Het kabinet wil het lerarentekort aanpakken door in te zetten op zijinstromers. Ook wil het kabinet dat er meer mensen een lerarenopleiding gaan volgen of dat leraren meer uren gaan werken. Voor de klas moeten er vervolgens meer mannen komen te staan. Daarom wil het kabinet de pabo aantrekkelijker maken met nieuwe opleiding voor het jonge en oudere kind.

Met het Wetsvoorstel strategisch personeelsbeleid wil het kabinet meer vaste contracten creëren en juist de externe inhuur van leraren stopzetten. Het beroep van leraar/ het lerarenberoep moet weer aantrekkelijk worden.

Leerlingen, ouders, leraren en schoolleiders krijgen de vraag voorgelegd wat hen in de weg staat omtrent regeldruk en administratieve lasten.

Veilig leerklimaat

Het mentale welzijn van leerlingen en studenten is erg belangrijk. Met het Wetsvoorstel vrij en veilig onderwijs komt er een meldplicht voor ernstige incidenten en in het funderend onderwijs een verplichte aanstelling voor een vertrouwenspersoon. Voor alle leerlingen en studenten geldt vanaf 2025 de bestaande meldplicht voor zedenmisdrijven. Mbo’s, hogescholen en universiteiten krijgen ook een zorgplicht voor sociale veiligheid.

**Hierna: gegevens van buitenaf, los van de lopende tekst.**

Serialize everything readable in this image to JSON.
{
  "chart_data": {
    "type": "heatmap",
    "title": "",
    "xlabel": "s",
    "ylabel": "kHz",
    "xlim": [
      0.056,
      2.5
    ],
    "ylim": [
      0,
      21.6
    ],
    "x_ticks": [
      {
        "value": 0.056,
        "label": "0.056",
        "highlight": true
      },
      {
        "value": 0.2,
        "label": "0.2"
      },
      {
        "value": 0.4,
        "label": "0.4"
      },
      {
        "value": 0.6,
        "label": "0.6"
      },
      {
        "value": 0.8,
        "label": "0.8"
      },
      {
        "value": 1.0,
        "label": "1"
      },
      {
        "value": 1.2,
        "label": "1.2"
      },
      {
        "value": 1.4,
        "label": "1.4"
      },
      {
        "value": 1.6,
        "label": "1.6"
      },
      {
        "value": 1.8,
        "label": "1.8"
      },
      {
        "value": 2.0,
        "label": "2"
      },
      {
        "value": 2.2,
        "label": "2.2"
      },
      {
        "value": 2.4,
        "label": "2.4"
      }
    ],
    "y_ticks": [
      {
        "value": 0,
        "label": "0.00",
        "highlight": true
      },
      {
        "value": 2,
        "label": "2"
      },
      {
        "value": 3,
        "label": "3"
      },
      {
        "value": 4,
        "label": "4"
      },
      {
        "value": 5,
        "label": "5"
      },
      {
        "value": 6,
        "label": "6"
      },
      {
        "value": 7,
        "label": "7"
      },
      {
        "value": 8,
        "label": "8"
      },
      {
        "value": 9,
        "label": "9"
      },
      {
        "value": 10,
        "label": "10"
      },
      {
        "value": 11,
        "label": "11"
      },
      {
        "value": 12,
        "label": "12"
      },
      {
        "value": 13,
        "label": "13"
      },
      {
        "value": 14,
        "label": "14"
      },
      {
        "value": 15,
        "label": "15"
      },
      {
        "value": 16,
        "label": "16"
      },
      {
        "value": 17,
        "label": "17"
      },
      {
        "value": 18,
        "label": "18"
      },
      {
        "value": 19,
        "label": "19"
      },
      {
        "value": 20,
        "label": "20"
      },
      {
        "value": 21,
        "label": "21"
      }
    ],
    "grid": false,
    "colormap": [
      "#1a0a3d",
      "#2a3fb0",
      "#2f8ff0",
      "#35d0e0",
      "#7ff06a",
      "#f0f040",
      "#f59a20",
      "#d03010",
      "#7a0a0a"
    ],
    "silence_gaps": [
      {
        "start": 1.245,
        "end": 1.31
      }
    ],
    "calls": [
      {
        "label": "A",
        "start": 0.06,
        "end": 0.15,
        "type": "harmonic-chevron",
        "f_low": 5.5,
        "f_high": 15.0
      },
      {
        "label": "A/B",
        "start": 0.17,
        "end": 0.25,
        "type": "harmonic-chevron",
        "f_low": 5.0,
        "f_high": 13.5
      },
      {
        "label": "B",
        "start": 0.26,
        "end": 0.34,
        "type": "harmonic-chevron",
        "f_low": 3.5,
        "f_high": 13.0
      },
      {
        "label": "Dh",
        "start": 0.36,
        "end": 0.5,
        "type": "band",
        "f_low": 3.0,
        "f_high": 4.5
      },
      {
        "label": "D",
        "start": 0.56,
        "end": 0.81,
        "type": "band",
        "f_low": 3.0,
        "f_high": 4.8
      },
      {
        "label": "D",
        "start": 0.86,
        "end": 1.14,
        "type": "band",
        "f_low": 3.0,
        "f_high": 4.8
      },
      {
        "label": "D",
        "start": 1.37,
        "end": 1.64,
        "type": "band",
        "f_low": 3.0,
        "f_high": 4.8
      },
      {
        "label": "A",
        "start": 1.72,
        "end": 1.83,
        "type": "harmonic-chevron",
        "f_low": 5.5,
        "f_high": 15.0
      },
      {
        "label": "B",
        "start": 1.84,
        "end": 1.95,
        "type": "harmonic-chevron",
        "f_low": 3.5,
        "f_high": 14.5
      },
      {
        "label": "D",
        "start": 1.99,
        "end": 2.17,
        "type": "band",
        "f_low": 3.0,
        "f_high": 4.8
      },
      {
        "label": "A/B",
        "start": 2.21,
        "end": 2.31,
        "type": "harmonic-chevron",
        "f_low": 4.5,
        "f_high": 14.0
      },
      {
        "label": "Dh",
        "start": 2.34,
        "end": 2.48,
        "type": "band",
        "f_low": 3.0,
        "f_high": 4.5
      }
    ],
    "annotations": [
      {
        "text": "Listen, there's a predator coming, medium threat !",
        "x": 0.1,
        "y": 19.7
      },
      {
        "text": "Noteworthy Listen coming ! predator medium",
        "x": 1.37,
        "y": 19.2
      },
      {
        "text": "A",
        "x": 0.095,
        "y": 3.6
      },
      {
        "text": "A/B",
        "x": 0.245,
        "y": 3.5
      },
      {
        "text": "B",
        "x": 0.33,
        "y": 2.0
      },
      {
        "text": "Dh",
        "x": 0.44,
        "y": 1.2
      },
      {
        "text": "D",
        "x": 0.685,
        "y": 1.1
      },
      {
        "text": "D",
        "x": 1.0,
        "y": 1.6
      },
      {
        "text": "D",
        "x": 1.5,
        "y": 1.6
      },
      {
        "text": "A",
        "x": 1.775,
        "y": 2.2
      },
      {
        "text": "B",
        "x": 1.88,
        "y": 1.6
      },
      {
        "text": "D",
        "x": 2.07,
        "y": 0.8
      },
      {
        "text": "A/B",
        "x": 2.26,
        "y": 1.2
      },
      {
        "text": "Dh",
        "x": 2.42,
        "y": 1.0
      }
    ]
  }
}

Leerlingen die extra ondersteuning of meer uitdaging nodig hebben, worden ook niet vergeten door het kabinet. Het kabinet wil het passend onderwijs verbeteren. Leerlingen krijgen op een reguliere school de beste ondersteuning die er is en het speciaal onderwijs wordt grondig aangepakt. Onderwijs en jeugdzorg gaan beter met elkaar samenwerken en zorgen daarbij voor maatwerk.

Onderwijssucces

Het kabinet wil als één overheid kinderarmoede tegengaan door zorg, onderwijs, leefomgeving en veiligheid gezamenlijk aan te pakken. De gratis schoolmaaltijden vinden daarom ook doorgang. De school moet een vertrouwde plek zijn voor leerlingen en hun ouders.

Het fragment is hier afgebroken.